週末の薬指



店内をゆっくりと歩く夏弥は、長身と見た目の良さでかなり目立っている。

ちょうどお昼休みの時間帯だから、ランチに来ている女の子も多くて一斉に注目を浴びるけれど、本人は全く気にしていないようで、その瞳が私を捉えた途端に優しく微笑んで真っ直ぐに私の元へと来てくれた。

「どうして?偶然……じゃないよね」

私の隣に腰かけた夏弥に聞いてみるけれど、曖昧に笑って肩をすくめるだけ。

向かいのシュンペーの隣に座った弥生ちゃんが、そんな夏弥をかばうように慌てて

「ちょうどお店の近くで偶然会ったのよ。そう、偶然。近くに仕事で来ていたらしくてさ、私が無理やり連れてきたの。
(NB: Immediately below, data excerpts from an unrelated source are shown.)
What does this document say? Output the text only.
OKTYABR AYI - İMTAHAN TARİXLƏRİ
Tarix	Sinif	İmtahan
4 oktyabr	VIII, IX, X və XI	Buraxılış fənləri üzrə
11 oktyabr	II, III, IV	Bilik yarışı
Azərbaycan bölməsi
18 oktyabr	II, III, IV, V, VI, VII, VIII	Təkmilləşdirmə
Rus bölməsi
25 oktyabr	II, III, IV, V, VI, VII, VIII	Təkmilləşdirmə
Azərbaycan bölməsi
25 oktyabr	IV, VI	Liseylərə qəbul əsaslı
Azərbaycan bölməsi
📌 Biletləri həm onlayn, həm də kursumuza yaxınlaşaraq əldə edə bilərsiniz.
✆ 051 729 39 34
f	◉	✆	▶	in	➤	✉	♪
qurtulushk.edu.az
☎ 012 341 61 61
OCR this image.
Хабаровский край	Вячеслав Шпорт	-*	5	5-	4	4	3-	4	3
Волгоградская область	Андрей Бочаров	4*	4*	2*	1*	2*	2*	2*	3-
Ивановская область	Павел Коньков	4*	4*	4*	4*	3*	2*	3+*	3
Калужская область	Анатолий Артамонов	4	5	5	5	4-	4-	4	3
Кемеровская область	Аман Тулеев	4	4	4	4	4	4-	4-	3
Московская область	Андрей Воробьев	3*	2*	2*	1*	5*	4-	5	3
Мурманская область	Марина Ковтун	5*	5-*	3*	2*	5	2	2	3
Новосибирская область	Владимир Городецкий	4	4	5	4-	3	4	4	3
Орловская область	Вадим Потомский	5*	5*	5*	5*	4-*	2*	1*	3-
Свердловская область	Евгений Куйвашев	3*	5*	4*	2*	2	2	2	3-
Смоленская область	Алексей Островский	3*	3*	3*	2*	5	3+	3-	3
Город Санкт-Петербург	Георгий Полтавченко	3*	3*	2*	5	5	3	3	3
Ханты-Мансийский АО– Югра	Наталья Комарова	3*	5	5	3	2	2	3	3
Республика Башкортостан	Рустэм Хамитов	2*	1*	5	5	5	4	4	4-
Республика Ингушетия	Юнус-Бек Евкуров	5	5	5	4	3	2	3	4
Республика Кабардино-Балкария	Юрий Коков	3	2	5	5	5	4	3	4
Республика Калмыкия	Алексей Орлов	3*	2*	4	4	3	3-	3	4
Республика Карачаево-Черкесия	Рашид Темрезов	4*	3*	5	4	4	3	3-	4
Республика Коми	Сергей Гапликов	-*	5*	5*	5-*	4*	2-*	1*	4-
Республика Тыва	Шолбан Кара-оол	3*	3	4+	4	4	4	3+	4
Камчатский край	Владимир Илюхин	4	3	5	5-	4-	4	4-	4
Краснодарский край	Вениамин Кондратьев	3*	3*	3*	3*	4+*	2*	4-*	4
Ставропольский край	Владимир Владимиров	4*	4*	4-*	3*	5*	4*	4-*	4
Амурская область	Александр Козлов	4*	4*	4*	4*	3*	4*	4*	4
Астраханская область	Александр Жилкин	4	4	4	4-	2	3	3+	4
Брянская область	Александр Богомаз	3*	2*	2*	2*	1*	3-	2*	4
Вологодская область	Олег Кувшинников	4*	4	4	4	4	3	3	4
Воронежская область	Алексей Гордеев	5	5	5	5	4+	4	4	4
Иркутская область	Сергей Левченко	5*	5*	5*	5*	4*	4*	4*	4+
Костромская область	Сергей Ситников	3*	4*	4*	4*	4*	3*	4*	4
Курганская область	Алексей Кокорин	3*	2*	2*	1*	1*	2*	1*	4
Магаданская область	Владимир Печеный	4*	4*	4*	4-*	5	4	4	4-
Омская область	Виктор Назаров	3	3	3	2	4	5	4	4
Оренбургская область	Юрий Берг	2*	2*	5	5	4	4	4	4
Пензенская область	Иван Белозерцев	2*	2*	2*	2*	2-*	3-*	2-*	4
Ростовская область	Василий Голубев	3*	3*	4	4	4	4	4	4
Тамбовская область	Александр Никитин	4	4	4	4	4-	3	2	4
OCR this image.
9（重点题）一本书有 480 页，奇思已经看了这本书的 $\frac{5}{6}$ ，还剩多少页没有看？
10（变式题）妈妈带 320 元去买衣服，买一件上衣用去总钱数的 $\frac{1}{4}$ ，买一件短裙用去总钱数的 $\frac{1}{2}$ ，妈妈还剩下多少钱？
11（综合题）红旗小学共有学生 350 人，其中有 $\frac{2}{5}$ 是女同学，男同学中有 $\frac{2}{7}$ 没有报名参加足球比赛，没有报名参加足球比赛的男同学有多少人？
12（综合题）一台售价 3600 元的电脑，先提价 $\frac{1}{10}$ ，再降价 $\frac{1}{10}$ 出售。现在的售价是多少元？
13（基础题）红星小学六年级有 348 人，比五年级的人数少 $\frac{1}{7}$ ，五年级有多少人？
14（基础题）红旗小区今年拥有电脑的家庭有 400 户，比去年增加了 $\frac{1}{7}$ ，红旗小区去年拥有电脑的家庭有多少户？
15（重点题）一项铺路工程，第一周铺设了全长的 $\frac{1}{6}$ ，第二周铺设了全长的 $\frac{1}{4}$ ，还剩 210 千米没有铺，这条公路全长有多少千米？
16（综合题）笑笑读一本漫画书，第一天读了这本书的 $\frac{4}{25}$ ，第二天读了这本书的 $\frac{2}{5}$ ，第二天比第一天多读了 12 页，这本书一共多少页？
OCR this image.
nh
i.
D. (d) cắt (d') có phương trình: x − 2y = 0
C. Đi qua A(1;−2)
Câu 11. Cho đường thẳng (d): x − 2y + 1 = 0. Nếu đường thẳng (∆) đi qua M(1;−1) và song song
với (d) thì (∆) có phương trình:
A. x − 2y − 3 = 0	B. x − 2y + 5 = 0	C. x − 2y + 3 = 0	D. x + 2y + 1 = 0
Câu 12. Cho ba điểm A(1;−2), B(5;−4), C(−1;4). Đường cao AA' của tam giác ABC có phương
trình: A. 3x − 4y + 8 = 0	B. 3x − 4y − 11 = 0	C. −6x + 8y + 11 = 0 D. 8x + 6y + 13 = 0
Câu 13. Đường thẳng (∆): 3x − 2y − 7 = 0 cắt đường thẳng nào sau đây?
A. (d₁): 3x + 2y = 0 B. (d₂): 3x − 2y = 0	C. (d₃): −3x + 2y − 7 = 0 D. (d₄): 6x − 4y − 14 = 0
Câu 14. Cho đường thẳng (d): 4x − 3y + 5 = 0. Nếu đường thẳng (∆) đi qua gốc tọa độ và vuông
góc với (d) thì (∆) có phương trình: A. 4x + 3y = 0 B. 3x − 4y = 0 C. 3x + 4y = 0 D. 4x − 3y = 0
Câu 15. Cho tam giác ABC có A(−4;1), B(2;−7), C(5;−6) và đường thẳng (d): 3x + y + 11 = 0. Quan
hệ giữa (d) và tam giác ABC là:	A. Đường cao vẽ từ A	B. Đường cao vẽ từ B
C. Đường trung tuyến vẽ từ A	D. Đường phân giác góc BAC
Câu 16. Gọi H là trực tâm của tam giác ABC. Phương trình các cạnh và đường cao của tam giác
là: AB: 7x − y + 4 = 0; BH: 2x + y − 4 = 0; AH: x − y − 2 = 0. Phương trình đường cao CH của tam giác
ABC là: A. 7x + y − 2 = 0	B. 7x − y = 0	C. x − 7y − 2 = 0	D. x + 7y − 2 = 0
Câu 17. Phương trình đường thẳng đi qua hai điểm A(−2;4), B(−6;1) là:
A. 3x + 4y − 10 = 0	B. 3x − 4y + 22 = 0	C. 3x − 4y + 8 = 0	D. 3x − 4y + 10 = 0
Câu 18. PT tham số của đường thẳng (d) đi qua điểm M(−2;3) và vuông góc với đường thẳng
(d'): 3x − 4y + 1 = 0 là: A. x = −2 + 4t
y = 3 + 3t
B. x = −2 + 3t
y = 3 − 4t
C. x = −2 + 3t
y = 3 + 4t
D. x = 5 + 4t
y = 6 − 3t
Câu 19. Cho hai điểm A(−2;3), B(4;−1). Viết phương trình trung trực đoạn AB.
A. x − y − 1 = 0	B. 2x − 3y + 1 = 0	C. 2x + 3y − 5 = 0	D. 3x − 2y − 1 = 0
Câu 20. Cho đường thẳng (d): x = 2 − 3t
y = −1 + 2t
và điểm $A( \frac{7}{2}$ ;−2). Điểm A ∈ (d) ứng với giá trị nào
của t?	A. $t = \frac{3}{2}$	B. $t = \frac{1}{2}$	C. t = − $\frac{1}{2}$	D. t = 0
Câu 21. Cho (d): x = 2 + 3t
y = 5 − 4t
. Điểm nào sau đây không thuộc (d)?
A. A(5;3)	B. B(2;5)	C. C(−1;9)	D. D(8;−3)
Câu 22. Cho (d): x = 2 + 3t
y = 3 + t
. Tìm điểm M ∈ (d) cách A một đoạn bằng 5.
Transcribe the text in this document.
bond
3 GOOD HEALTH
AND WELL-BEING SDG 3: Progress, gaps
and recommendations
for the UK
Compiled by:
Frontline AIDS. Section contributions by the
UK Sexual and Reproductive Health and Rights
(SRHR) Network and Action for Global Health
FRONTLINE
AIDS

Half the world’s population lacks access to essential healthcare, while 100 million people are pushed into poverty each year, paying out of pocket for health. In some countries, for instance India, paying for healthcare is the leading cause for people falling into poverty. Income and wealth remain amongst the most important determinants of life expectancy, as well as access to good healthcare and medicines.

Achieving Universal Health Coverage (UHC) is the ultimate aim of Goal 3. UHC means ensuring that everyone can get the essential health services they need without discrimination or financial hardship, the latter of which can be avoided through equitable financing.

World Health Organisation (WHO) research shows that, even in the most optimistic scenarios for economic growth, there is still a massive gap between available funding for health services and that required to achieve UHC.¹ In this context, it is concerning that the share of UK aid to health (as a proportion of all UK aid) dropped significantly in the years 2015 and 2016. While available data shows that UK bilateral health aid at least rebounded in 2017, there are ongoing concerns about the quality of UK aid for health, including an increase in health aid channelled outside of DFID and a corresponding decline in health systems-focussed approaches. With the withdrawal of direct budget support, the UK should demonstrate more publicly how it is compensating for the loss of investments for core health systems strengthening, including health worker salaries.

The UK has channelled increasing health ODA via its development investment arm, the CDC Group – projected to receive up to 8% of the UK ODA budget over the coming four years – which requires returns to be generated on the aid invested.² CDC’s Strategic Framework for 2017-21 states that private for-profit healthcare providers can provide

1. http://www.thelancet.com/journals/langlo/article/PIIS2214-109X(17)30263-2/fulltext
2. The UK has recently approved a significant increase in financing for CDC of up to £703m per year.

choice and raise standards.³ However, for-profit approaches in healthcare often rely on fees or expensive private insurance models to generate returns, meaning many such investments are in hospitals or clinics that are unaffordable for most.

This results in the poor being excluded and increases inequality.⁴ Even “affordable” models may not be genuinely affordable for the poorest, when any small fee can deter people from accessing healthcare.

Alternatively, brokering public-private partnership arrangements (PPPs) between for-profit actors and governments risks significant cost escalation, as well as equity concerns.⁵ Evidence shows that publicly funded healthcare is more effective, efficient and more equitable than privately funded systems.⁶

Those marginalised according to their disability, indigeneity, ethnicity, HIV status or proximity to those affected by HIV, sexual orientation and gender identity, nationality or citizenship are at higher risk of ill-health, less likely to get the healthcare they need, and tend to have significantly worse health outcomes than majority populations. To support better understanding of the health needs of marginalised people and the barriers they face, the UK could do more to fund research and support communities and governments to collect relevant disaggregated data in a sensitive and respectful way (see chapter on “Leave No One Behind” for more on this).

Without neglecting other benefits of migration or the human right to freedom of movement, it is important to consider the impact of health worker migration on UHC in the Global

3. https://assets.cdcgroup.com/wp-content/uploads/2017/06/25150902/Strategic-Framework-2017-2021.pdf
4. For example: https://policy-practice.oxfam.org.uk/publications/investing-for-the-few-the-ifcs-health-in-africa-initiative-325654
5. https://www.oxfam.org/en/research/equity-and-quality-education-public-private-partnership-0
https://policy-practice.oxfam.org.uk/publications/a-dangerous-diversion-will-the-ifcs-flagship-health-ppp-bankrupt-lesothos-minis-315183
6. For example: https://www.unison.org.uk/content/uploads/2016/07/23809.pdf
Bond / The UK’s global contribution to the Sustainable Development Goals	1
……気が利くでしょ?」

その時、ちょうど置かれたお水を一気に飲んで、その話はそれで終わりとでもいうように区切った弥生ちゃん。

なんだか違和感を感じて落ち着かない。

偶然って……一番この場にふさわしくない言葉のように思えるけどな。

隣の夏弥を見ると、相変わらず読めない表情をまとって、メニューを見ていた。

仕事でこのあたりに来ることなんてあるんだろうか……。

オフィス街ど真ん中なのに、住宅販売の営業に来るなんておかしいような、あ、お客さんの職場まで出向いて打ち合わせとかが、あるのかな。